In this concert, we reverse chronology by performing Dvorák’s symphony first, because it gives more room to the listener to make his or her own judgment on the matter of influence. Brahms’s symphony is much better known and legitimately acknowledged as a masterpiece. Dvorák clearly uses Brahms’s symphony in the same key as a model, but by no means should Dvorák’s be seen as mere aftermath. Listen, then, to the Sixth Symphony in its own right, and then remember its answer to the great achievement of Brahms. Furthermore, since both composers refer consciously back to Beethoven, let us allow Dvorák to initiate that dialogue first. It remains to the listener to discover the many interactions between Dvorák, Brahms, and Beethoven.
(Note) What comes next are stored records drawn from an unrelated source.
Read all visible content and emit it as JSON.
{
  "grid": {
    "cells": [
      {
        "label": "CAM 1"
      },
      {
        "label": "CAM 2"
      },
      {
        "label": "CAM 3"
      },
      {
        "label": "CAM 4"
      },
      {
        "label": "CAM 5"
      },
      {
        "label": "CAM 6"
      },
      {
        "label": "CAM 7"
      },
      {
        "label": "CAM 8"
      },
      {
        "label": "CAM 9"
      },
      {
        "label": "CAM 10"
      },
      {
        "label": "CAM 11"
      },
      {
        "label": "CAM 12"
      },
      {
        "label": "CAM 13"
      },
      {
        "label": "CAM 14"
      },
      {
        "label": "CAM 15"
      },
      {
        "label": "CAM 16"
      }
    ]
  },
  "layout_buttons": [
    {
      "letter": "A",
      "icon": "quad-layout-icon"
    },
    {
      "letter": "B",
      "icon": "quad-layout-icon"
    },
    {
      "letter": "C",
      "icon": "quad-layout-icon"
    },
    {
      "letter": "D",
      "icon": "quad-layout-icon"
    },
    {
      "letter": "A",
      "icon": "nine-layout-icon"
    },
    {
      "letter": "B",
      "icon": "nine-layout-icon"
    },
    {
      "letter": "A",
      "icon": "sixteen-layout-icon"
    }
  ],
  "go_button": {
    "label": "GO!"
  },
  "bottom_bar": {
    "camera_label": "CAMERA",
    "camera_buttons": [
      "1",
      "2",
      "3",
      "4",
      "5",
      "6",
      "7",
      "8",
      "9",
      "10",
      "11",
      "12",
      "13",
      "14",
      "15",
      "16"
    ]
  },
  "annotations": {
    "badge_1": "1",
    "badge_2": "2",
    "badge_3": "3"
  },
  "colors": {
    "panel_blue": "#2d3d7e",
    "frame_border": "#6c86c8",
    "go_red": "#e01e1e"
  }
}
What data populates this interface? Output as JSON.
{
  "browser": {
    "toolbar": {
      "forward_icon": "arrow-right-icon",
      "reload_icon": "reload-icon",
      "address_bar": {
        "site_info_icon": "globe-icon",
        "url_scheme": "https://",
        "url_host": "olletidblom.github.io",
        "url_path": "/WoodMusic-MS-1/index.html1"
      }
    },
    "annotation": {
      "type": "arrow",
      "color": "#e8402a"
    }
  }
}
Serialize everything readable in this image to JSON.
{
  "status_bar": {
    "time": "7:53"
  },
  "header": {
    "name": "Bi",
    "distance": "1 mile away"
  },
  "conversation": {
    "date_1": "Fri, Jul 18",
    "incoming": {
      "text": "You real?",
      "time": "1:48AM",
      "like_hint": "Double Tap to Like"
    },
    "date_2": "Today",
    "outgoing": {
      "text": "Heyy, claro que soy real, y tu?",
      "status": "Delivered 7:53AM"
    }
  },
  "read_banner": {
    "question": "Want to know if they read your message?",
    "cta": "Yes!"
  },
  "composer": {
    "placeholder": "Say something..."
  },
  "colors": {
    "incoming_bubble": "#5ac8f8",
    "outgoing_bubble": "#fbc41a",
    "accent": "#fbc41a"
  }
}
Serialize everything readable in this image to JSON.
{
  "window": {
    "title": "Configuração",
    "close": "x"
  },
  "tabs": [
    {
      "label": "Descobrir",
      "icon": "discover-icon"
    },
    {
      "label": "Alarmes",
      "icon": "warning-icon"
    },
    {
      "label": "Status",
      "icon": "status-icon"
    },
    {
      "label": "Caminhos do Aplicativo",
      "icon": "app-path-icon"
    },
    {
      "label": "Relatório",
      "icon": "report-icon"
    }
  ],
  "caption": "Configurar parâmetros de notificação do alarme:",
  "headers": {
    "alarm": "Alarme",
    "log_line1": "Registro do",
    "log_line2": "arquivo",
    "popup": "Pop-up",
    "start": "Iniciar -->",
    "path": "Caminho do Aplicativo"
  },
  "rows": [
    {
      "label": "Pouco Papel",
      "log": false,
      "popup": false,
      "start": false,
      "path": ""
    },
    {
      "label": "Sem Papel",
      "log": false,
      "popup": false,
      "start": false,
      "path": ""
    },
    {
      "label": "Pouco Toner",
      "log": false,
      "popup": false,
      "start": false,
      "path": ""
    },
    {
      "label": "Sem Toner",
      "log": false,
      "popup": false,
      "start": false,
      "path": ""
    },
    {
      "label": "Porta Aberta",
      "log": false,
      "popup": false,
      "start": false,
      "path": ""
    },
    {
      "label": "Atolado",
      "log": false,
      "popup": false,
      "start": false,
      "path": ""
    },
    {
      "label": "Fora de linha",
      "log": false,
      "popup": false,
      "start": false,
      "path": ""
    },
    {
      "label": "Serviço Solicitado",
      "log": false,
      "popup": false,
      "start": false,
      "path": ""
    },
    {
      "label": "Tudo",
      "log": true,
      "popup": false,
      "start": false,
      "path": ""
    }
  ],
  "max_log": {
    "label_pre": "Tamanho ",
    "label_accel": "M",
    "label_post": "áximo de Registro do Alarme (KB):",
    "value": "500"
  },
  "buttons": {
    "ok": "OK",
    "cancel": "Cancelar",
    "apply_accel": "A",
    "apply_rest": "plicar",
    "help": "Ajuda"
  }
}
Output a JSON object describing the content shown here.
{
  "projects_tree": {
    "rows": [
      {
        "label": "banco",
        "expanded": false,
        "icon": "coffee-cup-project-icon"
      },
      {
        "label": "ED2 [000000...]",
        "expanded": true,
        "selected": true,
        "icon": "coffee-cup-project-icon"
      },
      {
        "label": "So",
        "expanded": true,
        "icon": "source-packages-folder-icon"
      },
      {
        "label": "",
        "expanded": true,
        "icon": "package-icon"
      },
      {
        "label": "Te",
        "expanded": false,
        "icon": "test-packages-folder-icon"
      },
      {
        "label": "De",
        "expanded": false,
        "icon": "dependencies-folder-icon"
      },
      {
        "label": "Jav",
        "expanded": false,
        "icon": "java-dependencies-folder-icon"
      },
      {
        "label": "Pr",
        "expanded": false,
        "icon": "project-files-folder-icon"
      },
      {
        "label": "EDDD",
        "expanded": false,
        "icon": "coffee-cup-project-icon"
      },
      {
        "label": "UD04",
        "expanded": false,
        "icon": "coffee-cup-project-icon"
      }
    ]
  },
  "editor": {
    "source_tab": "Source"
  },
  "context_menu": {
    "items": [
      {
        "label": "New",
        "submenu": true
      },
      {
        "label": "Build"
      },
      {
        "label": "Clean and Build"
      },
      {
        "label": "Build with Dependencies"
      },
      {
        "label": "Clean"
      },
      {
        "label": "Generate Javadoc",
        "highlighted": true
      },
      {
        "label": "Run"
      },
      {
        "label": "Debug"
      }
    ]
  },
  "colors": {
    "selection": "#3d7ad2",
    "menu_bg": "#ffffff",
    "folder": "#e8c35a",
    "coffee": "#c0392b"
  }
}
The central purpose of this concert is not only to celebrate the remarkable relationship between two great composers, but to remind us that the cantankerous Brahms was also a generous and devoted friend and mentor, and a dynamic visionary. Brahms managed to bring new life to forms which Wagner insisted were dead: the piano sonata, the string quartet, the song, and the symphony. Brahms’s example and achievement became an inspiration not only to composers in Germany, but throughout Europe and America, regarding the adaptability of classical and early Romantic traditions of music writing. In the twentieth century, Arnold Schoenberg reinvented Brahms as the father of modernism and of a progressive approach to musical composition. This radical revision of Brahms’s historical role has found many defenders. The “artwork of the future” need not turn out to be the music drama and tone poem exclusively. Brahms’s influence on Dvorák is comparable to Brahms’s influence on a wide array of turn-of-the-century composers, including Schoenberg, who saw the Wagnerian example as more daunting and less encouraging than the inspired achievement of Brahms, who, in his own time, despite staggering success and world-wide renown, suffered the misfortune of being branded a reactionary. The potential of the traditional to nurture the possibilities of the new finds ample testimony in what Dvorák learned from Brahms.